"You old guys need to get over that s—t."
- Young Marine to Marine Sergeant Major when asked how he felt about fighting alongside an Army unit in Al Anbar, Iraq.
I feel compelled to defend the USAF some. The USAF is undoubtedly making significant contributions to the conflicts in Iraq/Afghanistan. A soldier in theater can be assured of an armed CAS aircraft overhead to support in less than a half hour (often much less) when he gets into trouble. That makes them the "QRF" for many units.

I was on the receiving end of this support - both on the ground in combat and as a coordinator for a BCT's worth of assets. They never failed to show up and support the ground commander. There was sometimes some friction/difficulty, but no more than any other asset.

While I have signifcant disagreement with the USAF's approach to COIN as articulated by MGen Dunlap, (and for those who say it's only his opinion - name a serving USAF GO who has publically disagreed with him - therefore, he speaks for the USAF by default), many of their lower level guys "get it".

The JFO issue remains a problem to get "enough" to the force to support everyone who needs supporting. There are fixes in the pipeline. It was a major topic of the III Corps CALL collection I just attended.

The UAV issue is a self-inflicted wound IMO, and a failure to anticipate the growing demand for UAV's versus who should fly them. I'm not a pilot, so I won't say whether a pilot is needed to support the strategic UAV's or a highly trained WO/Enl. It does seem they're making efforts to fix.

This also applies to the supported/supporting relationship of the CAOC to the theaters requesting support - there is still some friction there to be addressed so too many cooks don't spoil the ATO and CAS pot.

Finally, the F-22. We must retain air dominance for the future. We lose that, I'm up Sh*t creek. I don't know whether it could be performed at lesser cost by another aircraft, and I doubt we need 380 F-22's versus other airframes. We can't affort to let anyone else control the skies.

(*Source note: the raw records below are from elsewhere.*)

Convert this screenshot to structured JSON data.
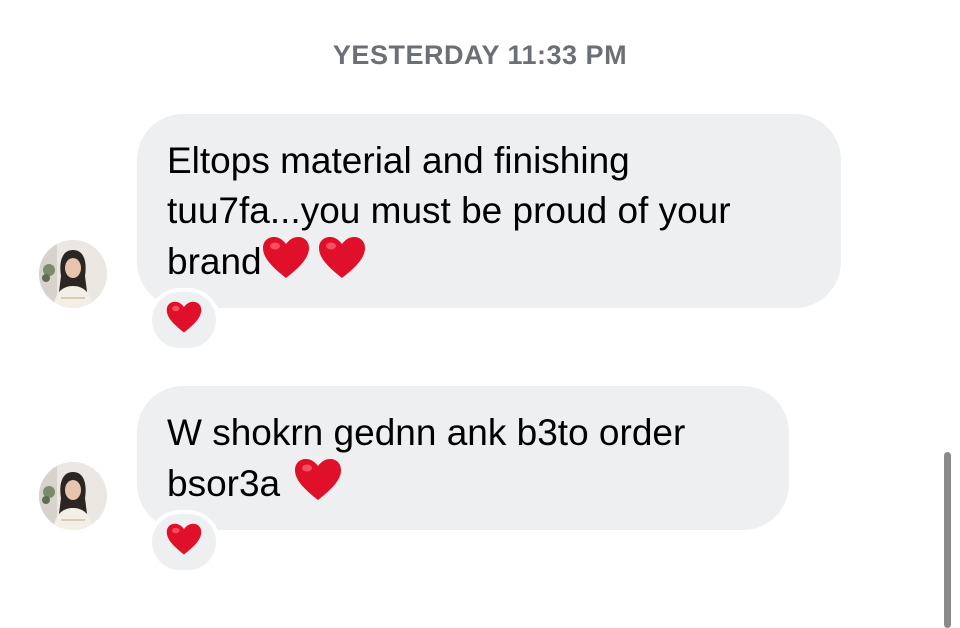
{
  "timestamp": "YESTERDAY 11:33 PM",
  "messages": [
    {
      "lines": [
        "Eltops material and finishing",
        "tuu7fa...you must be proud of your",
        "brand"
      ],
      "trailing_emoji": [
        "heart",
        "heart"
      ],
      "reaction": "heart"
    },
    {
      "lines": [
        "W shokrn gednn ank b3to order",
        "bsor3a"
      ],
      "trailing_emoji": [
        "heart"
      ],
      "reaction": "heart"
    }
  ],
  "colors": {
    "bubble_bg": "#eeeff1",
    "timestamp_text": "#6b6f76",
    "heart": "#e0102a"
  },
  "icons": {
    "reaction": "red-heart-icon",
    "avatar": "user-avatar-photo"
  }
}
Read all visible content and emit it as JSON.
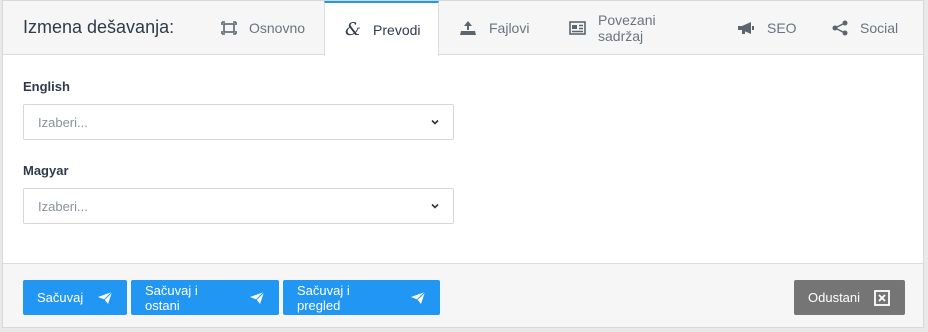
{
  "header": {
    "title": "Izmena dešavanja:",
    "tabs": [
      {
        "label": "Osnovno",
        "icon": "frame-icon",
        "active": false
      },
      {
        "label": "Prevodi",
        "icon": "ampersand-icon",
        "active": true
      },
      {
        "label": "Fajlovi",
        "icon": "upload-icon",
        "active": false
      },
      {
        "label": "Povezani sadržaj",
        "icon": "newspaper-icon",
        "active": false
      },
      {
        "label": "SEO",
        "icon": "megaphone-icon",
        "active": false
      },
      {
        "label": "Social",
        "icon": "share-icon",
        "active": false
      }
    ]
  },
  "fields": [
    {
      "label": "English",
      "placeholder": "Izaberi..."
    },
    {
      "label": "Magyar",
      "placeholder": "Izaberi..."
    }
  ],
  "footer": {
    "save": "Sačuvaj",
    "save_stay": "Sačuvaj i ostani",
    "save_view": "Sačuvaj i pregled",
    "cancel": "Odustani"
  },
  "colors": {
    "accent": "#2196f3",
    "cancel": "#757575"
  }
}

I'm tempted with the USA and USMC to pull the biblical admonition - "Pull the stick out of your own eye (though the USAF has a stick too)"

I'm more concerned with the articles and speeches emerging from USAF thinking Airpower and PGM's can win a COIN fight than anything. It just defies reality as practiced the last few years. The IAF thought it could defeat Hizbollah using EBO, when it failed the Israeli army was left holding the (unprepared and untrained) bag. Listening to the USAF, they seem to hold similar views to the IAF in 2006 regarding airpower, EBO, and low intensity wars.